I am making app that will search and extract all unicode strings in some exe's. The problem is how should I recognize the character from the unicode string? I know chars are of word length and string is ending with double byte NULL, which leaves 2^16 - 1 combinations for all characters. But how do I know which word is character and which one is just some dummy data? Let's say I am not interested in those exotic languages such as kanji, and I only need english.
Posted on 2004-12-13 18:55:42 by Mikky
If you don't care about speed, the solution should be sorta simple... select a minimum string length (perhaps 5-6 chars, could make it user configurable), then repeat the next section until you hit filelength-minimumpatternlength.

First, skip until you hit a char that's in your alphabet(a-z, A-Z, 0-9, and a bunch of other chars). Then check if the next byte is 0, if not continue skipping until you hit a char that's in your alphabet. If it's a zero, continue alphabet+zerobyte checking until you satisfy the minimum pattern length.
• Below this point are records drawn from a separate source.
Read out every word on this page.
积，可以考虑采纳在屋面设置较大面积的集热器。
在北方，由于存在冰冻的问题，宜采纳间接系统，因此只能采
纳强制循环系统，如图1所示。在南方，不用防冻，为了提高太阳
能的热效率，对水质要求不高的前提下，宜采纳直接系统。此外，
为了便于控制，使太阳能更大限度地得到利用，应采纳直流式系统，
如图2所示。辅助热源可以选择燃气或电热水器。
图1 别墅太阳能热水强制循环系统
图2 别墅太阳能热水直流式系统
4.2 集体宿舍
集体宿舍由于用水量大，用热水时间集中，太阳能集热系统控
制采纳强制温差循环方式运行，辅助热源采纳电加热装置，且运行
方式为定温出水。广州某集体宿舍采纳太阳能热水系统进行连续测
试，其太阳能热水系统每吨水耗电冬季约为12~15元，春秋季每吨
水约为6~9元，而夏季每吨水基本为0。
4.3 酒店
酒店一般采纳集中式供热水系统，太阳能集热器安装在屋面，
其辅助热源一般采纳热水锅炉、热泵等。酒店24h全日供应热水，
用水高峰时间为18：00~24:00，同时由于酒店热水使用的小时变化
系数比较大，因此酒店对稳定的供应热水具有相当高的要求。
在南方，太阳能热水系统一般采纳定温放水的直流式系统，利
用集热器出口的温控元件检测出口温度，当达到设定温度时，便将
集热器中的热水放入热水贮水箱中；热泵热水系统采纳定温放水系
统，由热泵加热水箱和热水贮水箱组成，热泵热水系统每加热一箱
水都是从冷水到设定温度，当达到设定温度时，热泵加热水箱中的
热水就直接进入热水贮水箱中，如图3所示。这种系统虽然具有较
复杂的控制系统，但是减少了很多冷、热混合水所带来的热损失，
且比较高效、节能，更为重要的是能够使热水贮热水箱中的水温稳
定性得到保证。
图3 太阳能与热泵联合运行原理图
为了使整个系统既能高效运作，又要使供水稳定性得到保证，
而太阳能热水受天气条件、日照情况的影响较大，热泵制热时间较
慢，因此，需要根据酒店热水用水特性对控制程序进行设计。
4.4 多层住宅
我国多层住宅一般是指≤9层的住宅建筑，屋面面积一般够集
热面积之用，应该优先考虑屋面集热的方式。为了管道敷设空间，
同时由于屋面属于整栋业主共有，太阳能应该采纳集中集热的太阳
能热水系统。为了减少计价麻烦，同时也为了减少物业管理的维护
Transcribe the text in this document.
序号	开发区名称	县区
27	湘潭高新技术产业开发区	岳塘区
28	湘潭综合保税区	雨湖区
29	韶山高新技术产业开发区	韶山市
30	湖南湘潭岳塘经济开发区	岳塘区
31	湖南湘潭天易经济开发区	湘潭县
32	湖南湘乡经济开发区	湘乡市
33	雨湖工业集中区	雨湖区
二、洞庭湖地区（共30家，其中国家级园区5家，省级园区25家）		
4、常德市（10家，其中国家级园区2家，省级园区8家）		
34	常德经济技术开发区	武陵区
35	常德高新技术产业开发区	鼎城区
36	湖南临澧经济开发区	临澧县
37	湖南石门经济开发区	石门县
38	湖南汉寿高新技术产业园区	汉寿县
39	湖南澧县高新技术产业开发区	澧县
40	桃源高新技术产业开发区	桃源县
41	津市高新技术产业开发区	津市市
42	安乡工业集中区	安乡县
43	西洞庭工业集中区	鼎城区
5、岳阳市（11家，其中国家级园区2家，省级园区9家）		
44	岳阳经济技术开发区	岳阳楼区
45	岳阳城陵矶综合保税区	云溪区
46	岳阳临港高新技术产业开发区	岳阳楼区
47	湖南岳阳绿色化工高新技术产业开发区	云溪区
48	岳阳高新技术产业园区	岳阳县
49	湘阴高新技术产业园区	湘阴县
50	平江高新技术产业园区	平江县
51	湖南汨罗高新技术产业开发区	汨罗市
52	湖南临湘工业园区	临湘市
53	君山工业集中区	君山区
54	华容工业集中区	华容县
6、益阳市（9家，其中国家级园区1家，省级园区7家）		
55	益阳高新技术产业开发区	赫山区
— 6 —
It's a very trivial algorithm, but it works pretty well in practice, and unless you're scanning huge or lots of files, should be fast enough :)
Posted on 2004-12-13 19:24:08 by f0dder
Here's some simpleton code to get you started:

alphabet DWORD (256/32)) dup (0) ; boolean table for alphabet - we need 256 bits
goodalpha db "abcdefghijklmnopqrstuvwxyzABCDEFGHIJKLMNOPQRSTUVWXYZ0123456789", 0

; CODE section

; build bool-array from alphabet
mov esi, offset goodalpha
mov al, [esi] ; get ASCII value from alphabet
test al, al ; NUL terminator?
jz @@donebuild ; if so, exit the loop
inc esi ; point to next char
bts [alphabet], eax ; set bit/bool value to TRUE
jmp @@buildloop

; do a couple of tests
mov al, 'a'
bt [alphabet], eax

mov al, '@'
bt [alphabet], eax

mov al, '5'
bt [alphabet], eax

You could extend the table to 2^16 entries (8192 bytes) to cover the full unicode alphabet, the test would then "movzx eax, word ptr " to get a unicode char from your buffer, etc...
Posted on 2004-12-13 19:45:54 by f0dder
If you are using the string table in which to search well those are always Unicode, never ANSI. If you are just scanning the file you may have a few problems with normal data giving false positives. There is an API function that you can pass the string that I have found fairly reliable - IsTextUnicode

Posted on 2004-12-13 20:51:27 by donkey